There are those of us who would like to see Trump out on the campaign trail
continuously, all the while delegating the technical parts of his job to Vice
President Mike Pence and his cabinet. We'd like to see Trump run the White
House the way he ran his business: as a branding enterprise for Trump, while
 someone else does the heavy lifting.
But that may not be the best political outcome for Trump. The political outcome
for Trump might lie in getting nothing done.



That's not a rip on Trump. That's a rip on our politically polarized country.
The entire Democratic narrative now rests on the evils of President Trump.
With their Trump-Russia collusion story falling apart from every angle, Democrats
 will have to turn to portraying Trump as a cruel threat to liberty, a dastard intent
 on doing ill to Americans across the country. But it’s difficult to make that case
 when nothing is getting done.
And right now, nothing is getting done. Even the much-vaunted Obamacare
 “repeal” doesn’t repeal Obamacare. Tax reform isn’t going to be a winning
issue for Democrats, since raising taxes never is.

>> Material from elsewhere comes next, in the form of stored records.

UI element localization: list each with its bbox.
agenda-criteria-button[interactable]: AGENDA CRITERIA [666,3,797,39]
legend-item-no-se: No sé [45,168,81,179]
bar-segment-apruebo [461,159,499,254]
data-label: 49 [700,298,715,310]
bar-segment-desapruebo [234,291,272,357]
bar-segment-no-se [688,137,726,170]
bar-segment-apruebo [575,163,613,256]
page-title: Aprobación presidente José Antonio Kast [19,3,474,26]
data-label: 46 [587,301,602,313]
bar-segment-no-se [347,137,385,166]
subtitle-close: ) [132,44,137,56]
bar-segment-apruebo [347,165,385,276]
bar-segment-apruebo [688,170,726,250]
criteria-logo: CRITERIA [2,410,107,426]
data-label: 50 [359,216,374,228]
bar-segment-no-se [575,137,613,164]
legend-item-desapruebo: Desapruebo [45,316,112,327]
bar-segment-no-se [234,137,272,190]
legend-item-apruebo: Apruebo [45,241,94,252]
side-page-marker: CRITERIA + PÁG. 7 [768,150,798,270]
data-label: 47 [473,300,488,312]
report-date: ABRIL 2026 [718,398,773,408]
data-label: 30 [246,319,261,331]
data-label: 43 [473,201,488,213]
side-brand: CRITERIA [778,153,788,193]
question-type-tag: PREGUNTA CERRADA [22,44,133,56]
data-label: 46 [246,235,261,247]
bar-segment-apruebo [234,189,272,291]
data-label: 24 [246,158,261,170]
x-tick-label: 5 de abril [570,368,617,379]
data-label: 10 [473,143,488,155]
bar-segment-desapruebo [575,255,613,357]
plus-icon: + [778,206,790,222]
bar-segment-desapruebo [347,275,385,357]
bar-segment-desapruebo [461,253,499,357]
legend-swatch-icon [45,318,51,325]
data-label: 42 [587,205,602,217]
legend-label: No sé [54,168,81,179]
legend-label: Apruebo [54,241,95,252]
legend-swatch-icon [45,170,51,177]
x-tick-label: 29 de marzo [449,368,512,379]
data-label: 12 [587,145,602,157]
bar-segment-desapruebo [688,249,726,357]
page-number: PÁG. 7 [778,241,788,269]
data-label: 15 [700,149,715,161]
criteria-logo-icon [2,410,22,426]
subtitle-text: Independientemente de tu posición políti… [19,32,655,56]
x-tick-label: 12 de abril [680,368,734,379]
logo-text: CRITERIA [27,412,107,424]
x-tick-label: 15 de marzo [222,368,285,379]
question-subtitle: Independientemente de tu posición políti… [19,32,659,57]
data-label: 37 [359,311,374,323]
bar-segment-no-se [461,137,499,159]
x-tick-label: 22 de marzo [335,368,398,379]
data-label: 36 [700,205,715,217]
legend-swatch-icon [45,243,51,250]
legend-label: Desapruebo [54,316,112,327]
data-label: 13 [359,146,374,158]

Trump’s border wall has
been stalled since Day 1, and he just re-enshrined Obama’s executive amnesty.
On foreign policy, Trump has avoided major disaster thus far, muddling through
with an ad hoc strategy.
All of which deprives Democrats of a rallying point.
In order to make major gains in an off-year election, typically the party out of
power needs two things: an unpopular president, and a galvanizing piece of
 legislation. President Obama provided both – his Obamacare proposals, his
auto takeover, his massive stimulus boondoggle – all of it combined to catalyze
 the Tea Party into existence. In 1994, Bill Clinton’s scandals, combined with
 his push for nationalized health care, did the same for Republicans.

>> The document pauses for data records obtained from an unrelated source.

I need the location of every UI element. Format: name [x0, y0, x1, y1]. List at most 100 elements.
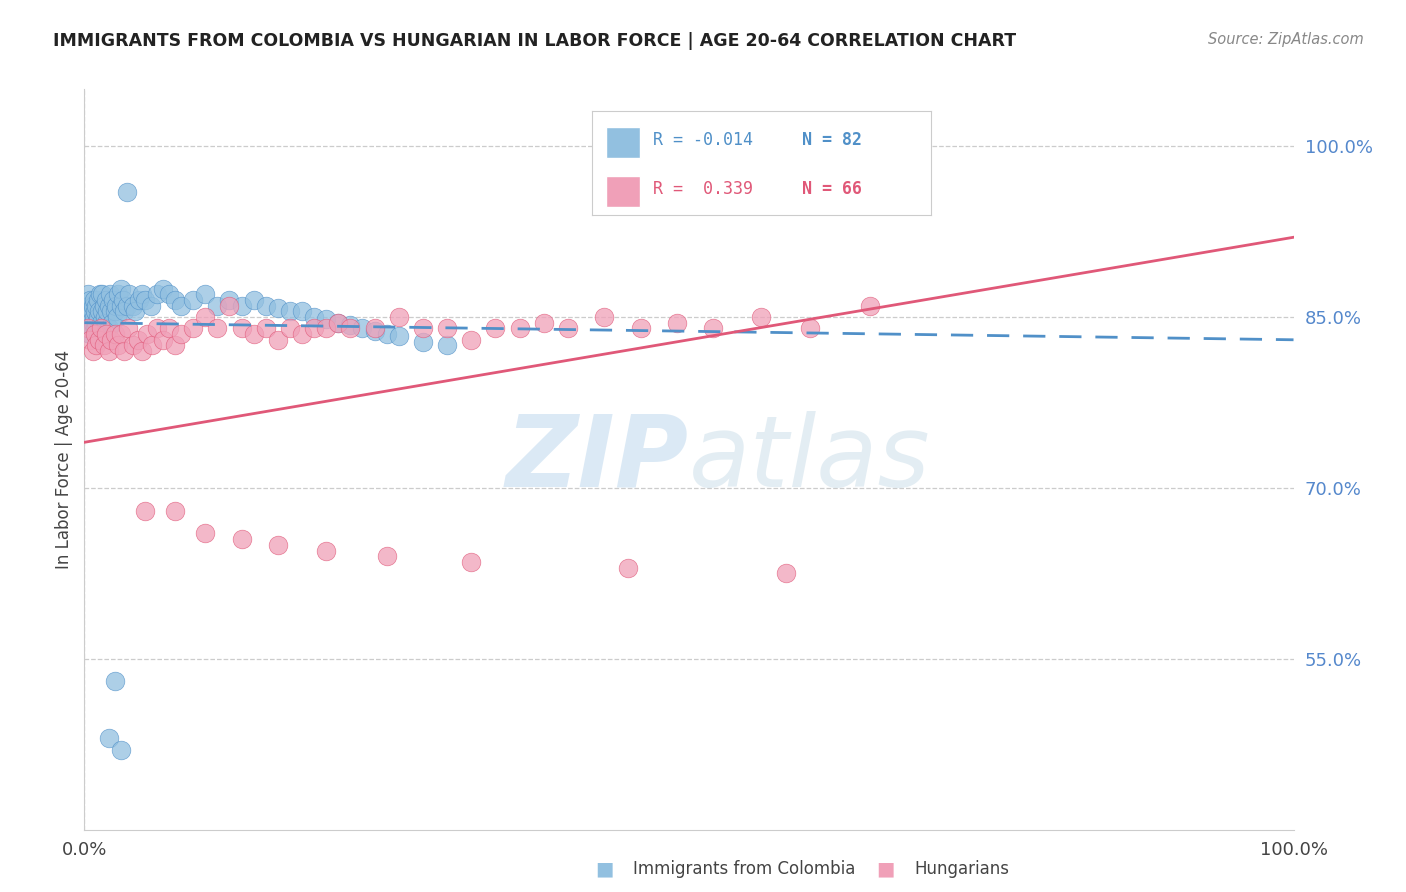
Point — [363, 321, 385, 335]
Point — [86, 310, 108, 324]
Point — [291, 304, 314, 318]
Point — [80, 321, 103, 335]
Point — [460, 333, 482, 347]
Point — [115, 185, 138, 199]
Point — [181, 321, 204, 335]
Point — [101, 316, 124, 330]
Point — [110, 327, 132, 342]
Point — [87, 321, 110, 335]
Point — [91, 287, 114, 301]
Point — [194, 526, 217, 541]
Point — [194, 287, 217, 301]
Point — [799, 321, 821, 335]
Point — [79, 327, 101, 342]
Point — [107, 338, 129, 352]
Point — [77, 299, 100, 313]
Point — [128, 293, 150, 307]
Point — [242, 293, 264, 307]
Point — [170, 327, 193, 342]
Point — [859, 299, 882, 313]
Point — [121, 299, 143, 313]
Point — [315, 312, 337, 326]
Text: ZIP: ZIP — [506, 411, 689, 508]
Point — [84, 304, 107, 318]
Point — [131, 287, 153, 301]
Text: Source: ZipAtlas.com: Source: ZipAtlas.com — [1208, 32, 1364, 47]
Point — [79, 310, 101, 324]
Point — [76, 321, 98, 335]
Point — [291, 327, 314, 342]
Point — [84, 321, 107, 335]
Point — [134, 503, 156, 517]
Text: Hungarians: Hungarians — [914, 860, 1010, 878]
Point — [194, 310, 217, 324]
Point — [218, 299, 240, 313]
Point — [94, 293, 117, 307]
Point — [436, 321, 458, 335]
Point — [484, 321, 506, 335]
Text: ■: ■ — [876, 859, 896, 879]
Point — [84, 327, 107, 342]
Point — [278, 304, 301, 318]
Point — [231, 299, 253, 313]
Point — [339, 318, 361, 332]
Point — [302, 321, 325, 335]
Point — [181, 293, 204, 307]
Point — [118, 287, 141, 301]
Point — [139, 299, 162, 313]
Point — [533, 316, 555, 330]
Point — [104, 299, 127, 313]
Point — [82, 316, 104, 330]
Point — [80, 304, 103, 318]
Point — [665, 316, 688, 330]
Point — [100, 333, 122, 347]
Point — [388, 329, 411, 343]
Point — [93, 338, 115, 352]
Point — [97, 321, 120, 335]
Point — [207, 321, 229, 335]
Point — [388, 310, 411, 324]
Point — [231, 532, 253, 546]
Point — [97, 731, 120, 746]
Point — [460, 555, 482, 569]
Point — [79, 293, 101, 307]
Point — [146, 287, 169, 301]
Point — [207, 299, 229, 313]
Point — [79, 333, 101, 347]
Point — [593, 310, 616, 324]
Point — [315, 321, 337, 335]
Point — [157, 321, 180, 335]
Point — [152, 281, 174, 295]
Point — [83, 310, 105, 324]
Point — [412, 334, 434, 349]
Point — [278, 321, 301, 335]
Point — [302, 310, 325, 324]
Point — [91, 304, 114, 318]
Point — [96, 304, 118, 318]
Point — [115, 299, 138, 313]
Text: ■: ■ — [595, 859, 614, 879]
Point — [775, 566, 797, 581]
Point — [218, 293, 240, 307]
Point — [617, 560, 640, 574]
Point — [509, 321, 531, 335]
Point — [157, 287, 180, 301]
Point — [112, 304, 135, 318]
Point — [86, 316, 108, 330]
Point — [557, 321, 579, 335]
Point — [110, 281, 132, 295]
Point — [315, 543, 337, 558]
Point — [267, 538, 290, 552]
Point — [112, 344, 135, 359]
Point — [136, 327, 159, 342]
Point — [121, 338, 143, 352]
Point — [103, 293, 125, 307]
Point — [352, 321, 374, 335]
Point — [412, 321, 434, 335]
Point — [702, 321, 724, 335]
Text: atlas: atlas — [689, 411, 931, 508]
Point — [267, 301, 290, 315]
Point — [77, 287, 100, 301]
Point — [110, 299, 132, 313]
Point — [165, 293, 187, 307]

But what if Trump doesn’t actually pass any major legislation? What if nothing
gets done? Democrats will be hard-pressed to say they require the House to
 impeach Trump if Trump is no threat – and meanwhile, Trump goes around the
 country preaching to the converted, getting them out to the polls in order to
protect the precious. Inaction from the Trump administration could actually
fulfill one of the first rules of political war: never interrupt your opponent when
 they are making a mistake. And Democrats can't stop making mistakes.
This creates a perverse set of incentives for the Trump administration: if they
 get nothing done, they can blame Democrats and also avoid portrayal as a
supreme threat to the Democratic way of life; they can even point to their few
victories as massive roadblocks to the leftist agenda (see Gorsuch, Neil). If they
 get something major done, they’ll likely tick off half of Republicans and could
 actually create a rallying point for the left.
So inaction may be the order of the day. And that could actually prevent
 Democrats from using Trump to unite the #Resistance.